12 de agosto de 2015
por José Pedro Antunes
por José Pedro Antunes
Sob o
verbete “Dublagem” (Painel do Leitor, Folha de São Paulo, 10/08), uma leitora
tecia comentário sobre a matéria “6 em 10 brasileiros preferem dublagem”
(Ilustrada, 08/08). “A preferência por filmes dublados é só mais uma evidência
da dificuldade do brasileiro com a leitura”, ela dizia, fazendo-me recordar uma
fala do cineasta Anselmo Duarte em evento que tive a oportunidade de mediar no
SESC/Araraquara: “Brasileiro não sabe ver filmes; brasileiro sabe ler
legendas.”
Mas a
palavra ‘leitura’ se aplica também às imagens. A partir do final dos anos 1960,
quando cheguei à Universidade, virou moda a “leitura” de tudo e mais um pouco.

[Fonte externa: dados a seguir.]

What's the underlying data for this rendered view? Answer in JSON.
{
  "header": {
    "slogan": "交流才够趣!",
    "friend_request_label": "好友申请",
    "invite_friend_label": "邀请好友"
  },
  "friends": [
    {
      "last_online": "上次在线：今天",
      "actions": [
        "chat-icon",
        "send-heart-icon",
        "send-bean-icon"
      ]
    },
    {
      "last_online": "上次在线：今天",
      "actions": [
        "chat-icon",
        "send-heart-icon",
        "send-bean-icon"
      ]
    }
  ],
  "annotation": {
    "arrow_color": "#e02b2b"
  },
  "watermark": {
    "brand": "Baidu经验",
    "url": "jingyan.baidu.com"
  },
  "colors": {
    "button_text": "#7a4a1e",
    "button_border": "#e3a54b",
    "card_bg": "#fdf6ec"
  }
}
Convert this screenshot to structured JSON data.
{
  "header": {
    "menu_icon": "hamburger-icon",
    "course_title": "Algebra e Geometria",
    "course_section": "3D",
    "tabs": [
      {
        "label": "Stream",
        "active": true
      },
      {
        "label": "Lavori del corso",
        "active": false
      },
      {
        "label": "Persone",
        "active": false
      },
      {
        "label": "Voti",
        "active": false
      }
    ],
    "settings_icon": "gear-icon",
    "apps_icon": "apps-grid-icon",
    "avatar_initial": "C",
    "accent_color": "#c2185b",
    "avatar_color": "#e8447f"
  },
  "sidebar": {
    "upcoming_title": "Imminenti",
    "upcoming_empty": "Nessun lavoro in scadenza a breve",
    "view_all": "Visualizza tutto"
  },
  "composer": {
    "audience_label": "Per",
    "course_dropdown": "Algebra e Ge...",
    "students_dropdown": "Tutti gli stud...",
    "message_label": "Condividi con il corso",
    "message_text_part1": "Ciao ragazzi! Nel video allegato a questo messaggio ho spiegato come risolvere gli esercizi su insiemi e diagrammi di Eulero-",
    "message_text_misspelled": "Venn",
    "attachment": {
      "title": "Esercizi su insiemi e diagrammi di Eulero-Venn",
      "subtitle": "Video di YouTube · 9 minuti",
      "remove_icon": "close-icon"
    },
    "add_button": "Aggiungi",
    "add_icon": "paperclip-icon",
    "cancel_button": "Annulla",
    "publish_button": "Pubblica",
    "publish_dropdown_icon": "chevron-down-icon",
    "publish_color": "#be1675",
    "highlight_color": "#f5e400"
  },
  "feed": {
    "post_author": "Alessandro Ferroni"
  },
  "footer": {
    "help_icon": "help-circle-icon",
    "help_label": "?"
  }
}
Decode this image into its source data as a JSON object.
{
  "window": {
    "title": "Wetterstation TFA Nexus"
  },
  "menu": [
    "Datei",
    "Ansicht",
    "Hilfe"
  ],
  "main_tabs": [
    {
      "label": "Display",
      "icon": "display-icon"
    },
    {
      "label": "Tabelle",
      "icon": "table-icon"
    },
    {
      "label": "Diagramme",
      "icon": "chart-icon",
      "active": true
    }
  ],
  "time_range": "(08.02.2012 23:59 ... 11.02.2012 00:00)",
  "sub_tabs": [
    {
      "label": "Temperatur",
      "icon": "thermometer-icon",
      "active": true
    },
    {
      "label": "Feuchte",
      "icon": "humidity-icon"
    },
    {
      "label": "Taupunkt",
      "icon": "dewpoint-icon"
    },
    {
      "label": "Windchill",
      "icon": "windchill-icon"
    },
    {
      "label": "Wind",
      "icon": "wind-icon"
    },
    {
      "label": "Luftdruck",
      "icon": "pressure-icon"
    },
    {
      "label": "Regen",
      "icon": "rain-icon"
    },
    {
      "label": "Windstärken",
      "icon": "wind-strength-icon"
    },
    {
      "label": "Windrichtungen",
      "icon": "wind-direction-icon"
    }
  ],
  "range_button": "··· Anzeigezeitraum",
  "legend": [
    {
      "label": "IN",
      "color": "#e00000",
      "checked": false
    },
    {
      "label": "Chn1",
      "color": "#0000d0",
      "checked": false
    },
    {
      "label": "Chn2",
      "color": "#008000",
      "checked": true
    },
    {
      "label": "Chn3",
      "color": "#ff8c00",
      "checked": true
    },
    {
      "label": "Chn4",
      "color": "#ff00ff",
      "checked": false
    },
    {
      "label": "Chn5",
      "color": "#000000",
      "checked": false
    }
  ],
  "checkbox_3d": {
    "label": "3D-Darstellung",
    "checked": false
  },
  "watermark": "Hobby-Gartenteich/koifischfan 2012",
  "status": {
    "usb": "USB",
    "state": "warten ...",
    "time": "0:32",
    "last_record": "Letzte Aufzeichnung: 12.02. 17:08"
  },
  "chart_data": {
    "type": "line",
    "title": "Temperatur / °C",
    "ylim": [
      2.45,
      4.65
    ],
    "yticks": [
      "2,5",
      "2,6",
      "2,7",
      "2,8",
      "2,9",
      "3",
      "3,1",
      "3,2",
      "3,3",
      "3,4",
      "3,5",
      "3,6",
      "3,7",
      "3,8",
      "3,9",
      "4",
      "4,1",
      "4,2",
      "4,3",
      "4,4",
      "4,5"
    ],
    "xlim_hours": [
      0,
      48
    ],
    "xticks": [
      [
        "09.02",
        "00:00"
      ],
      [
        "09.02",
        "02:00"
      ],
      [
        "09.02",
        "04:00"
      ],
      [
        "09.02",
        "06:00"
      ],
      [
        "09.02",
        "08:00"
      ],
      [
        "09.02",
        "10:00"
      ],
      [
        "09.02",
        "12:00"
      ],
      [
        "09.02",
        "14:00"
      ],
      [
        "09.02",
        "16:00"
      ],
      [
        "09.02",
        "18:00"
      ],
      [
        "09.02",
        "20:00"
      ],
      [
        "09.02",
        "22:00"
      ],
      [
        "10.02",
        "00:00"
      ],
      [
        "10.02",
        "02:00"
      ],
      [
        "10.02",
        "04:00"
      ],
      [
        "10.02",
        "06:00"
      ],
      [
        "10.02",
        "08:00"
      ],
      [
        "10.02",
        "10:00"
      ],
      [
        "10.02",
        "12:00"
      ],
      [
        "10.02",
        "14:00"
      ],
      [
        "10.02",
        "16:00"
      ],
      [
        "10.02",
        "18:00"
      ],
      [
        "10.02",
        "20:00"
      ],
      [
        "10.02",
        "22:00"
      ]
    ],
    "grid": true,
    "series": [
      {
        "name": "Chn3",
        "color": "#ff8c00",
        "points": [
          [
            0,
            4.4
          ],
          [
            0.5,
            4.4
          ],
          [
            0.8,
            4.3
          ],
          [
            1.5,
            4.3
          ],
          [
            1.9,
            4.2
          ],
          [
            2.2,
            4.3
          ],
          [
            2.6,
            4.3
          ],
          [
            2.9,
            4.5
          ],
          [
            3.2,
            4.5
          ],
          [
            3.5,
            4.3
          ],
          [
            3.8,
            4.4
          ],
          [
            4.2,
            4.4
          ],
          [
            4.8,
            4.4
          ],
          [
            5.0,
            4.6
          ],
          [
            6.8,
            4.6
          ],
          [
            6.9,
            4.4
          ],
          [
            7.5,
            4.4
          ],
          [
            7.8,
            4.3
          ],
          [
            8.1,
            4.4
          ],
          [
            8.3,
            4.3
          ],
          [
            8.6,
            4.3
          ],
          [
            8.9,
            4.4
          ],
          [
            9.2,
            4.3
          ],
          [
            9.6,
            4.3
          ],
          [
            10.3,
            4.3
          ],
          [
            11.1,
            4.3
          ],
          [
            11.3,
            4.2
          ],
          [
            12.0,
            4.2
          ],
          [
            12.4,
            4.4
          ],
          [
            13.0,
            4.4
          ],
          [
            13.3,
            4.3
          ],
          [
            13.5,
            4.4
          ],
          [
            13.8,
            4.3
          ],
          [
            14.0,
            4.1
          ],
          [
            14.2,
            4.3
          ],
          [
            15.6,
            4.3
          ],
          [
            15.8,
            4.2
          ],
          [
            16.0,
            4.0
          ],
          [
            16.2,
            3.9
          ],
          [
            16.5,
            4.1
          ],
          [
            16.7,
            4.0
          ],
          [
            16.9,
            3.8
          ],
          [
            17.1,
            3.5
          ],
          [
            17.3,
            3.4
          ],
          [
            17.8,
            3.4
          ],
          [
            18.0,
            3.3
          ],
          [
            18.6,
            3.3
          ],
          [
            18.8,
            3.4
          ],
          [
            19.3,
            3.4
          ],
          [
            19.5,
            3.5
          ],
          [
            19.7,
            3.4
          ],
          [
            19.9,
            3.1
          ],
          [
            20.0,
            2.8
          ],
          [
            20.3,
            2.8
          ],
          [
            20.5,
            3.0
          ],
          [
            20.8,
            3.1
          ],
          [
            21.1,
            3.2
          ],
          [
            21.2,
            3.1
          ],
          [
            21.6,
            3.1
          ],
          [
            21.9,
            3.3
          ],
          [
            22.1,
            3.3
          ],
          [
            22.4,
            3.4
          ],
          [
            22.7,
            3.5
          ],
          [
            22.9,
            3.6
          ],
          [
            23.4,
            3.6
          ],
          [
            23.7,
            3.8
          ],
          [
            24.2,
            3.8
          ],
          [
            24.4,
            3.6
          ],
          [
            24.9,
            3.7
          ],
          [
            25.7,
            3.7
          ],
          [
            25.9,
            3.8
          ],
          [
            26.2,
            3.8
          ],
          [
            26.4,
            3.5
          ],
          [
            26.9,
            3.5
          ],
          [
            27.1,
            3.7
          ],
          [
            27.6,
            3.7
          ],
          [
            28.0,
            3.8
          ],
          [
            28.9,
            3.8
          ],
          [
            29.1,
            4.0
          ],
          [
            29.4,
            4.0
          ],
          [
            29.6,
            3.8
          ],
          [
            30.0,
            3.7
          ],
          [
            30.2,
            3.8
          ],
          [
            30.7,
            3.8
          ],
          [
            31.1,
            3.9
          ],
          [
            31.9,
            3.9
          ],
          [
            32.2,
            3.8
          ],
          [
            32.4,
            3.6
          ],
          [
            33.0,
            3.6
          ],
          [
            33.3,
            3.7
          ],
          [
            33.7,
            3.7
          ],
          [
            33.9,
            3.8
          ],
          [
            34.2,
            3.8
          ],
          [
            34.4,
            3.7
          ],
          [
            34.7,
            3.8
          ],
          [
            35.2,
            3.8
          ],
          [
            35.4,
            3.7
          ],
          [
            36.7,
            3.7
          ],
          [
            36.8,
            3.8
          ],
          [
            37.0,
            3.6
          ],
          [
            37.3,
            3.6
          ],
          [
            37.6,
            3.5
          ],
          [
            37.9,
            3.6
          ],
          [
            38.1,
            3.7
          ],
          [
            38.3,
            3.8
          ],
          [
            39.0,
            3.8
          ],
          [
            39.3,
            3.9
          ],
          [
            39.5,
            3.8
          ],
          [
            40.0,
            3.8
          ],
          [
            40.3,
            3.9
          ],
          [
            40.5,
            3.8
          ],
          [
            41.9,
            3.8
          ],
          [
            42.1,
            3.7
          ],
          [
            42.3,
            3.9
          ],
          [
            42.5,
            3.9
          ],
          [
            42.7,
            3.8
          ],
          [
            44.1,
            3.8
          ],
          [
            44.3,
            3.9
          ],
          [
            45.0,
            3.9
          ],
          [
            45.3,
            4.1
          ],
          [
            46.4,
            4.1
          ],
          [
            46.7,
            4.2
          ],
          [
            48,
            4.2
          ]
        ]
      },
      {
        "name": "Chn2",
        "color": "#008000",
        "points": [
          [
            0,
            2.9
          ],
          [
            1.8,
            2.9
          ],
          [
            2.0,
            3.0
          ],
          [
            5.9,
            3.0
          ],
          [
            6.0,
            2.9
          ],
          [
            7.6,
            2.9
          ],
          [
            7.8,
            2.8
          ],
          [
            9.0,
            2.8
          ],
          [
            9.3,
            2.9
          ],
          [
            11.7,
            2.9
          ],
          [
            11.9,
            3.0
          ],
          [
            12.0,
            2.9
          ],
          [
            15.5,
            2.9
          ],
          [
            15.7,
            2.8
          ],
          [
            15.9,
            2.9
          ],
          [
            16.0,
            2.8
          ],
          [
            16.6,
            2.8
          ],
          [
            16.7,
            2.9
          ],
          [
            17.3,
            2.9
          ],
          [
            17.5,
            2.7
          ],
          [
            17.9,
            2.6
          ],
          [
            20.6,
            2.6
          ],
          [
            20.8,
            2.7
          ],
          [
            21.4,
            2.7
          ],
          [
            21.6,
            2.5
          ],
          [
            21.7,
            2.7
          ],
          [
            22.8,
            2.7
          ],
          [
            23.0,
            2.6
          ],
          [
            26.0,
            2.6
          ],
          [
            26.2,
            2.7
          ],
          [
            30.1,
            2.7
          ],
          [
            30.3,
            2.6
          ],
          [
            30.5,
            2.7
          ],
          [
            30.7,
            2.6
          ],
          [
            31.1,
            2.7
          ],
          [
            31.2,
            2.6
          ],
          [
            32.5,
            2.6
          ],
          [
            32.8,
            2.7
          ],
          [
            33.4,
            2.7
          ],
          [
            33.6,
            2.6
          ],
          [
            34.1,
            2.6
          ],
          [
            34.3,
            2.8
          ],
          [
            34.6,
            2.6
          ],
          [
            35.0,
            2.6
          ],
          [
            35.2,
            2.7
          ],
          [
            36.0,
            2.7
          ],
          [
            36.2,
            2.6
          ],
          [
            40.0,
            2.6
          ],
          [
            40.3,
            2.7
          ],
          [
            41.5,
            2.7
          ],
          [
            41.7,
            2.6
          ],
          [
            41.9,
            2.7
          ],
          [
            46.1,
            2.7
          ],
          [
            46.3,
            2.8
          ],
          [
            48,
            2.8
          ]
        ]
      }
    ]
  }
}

No geral, consistia em projetar sobre artefatos não verbais (pintura,
arquitetura, fotografia, cinema, tevê, moda etc.) as ferramentas da
Linguística, portanto, aquelas com que se fazia a leitura do que é feito só com
as palavras. Um problemaço. A essa vertente se deu o nome de Estruturalismo, que,
diga-se, ainda teima em fazer a cabeça daqueles que, engenhocas eletrônicas em
punho, aos bandos hoje se aventuram pelo mundo das letras. Sem o letramento,
claro.
Cabe
perguntar se, de fato, sabem ler as imagens. Ou se fazem sobre elas a projeção
estruturalista acima referida. Ou talvez nem isso. Alguém já chegou a levantar
uma hipótese: a inaptidão para a leitura (ampla, geral e irrestrita) estaria a
promover o caos até mesmo no trânsito de veículos. As pessoas já não conseguem
ler os sinais, não os entendem. Ou carecem de concentração para proceder à
leitura e perceber os entornos. E, sabemos, o mesmo vale para o trânsito de
pedestres. Impossibilidade sintática. Trombamo-nos.
Prosseguindo
em seu desabafo, a leitora sapeca: “Dublagem é artificial, às vezes
desconectada da cena, horrível!” Nada científica, não é mesmo? Fala da dublagem
atualmente feita no país. Aventa um problema técnico para o qual se poderá
encontrar solução técnica à medida que a dublagem se impuser como norma. E a
leitora parece pressupor que a legendagem tem feito por merecer a nossa inteira
confiança.
Ao dizer que
a dublagem “impede a pessoa fluente na língua original de perceber incoerências
na versão para o português”, ela dificilmente escapará à pecha de elitista.
Quantos afinal podem se dar ao luxo? Sei que, com dublagem e tudo, o meu amigo
Josaphat, cantor da noite aqui em Araraquara, chegou a montar um número
impagável. Alguém pergunta, ele contava: “Por que você está tão gay?”, quando
na verdade se trata da felicidade que o interlocutor, no caso, deixa
transparecer.
E a leitora
radicaliza: “Se for condenada a ver filmes dublados, deixo de ir ao cinema.”
Pois eu já deixei de ir por razões outras. Primeiro que não consigo me
concentrar se houver gente telefonando, conversando, mastigando etc. Depois,
ver os filmes que os cinemas atualmente estão a exibir, digamos que a minha
religião não me permite. Além do mais, não me agrada participar de unanimidades
tão deslavadas. Não pode ser que todo mundo queira ver só o que todo mundo quer
ver. Eu, hein!
Mas não
deixo de ponderar comigo mesmo que a necessidade da legenda talvez se deva à
força do hábito. Quando vejo filmes brasileiros, por exemplo, apelo para uma
das legendas disponíveis, o mais das vezes inglês ou espanhol, visando a evitar
o desconforto auditivo e cognitivo que na certa virá. Outro dia tentei ver, na
tevê, “Os Cafajestes” do Ruy Guerra. Sim, trabalho de luto pelo desaparecimento
de Norma Bengell, primeiro nu frontal do cinema brasileiro. Sem opção de
legenda, tive de me haver só com as imagens, belíssimas em todo caso, sem
conseguir adivinhar palavra do que diziam os protagonistas.
Nos meus
seis anos de Alemanha, passei a achar perfeitamente normal e aceitável que os
filmes fossem todos dublados. E nunca ouvi ninguém reclamar, colocar em
questão, botar reparo. Em Munique, só um cinema exibia os filmes no original.
Nele era possível ouvir, por exemplo, a indublável voz do Woody Allen, que em
qualquer outro idioma, convenhamos, jamais teria a mesma graça. E aqui começo a
dar razão à leitora que abomina a dublagem? Sei lá!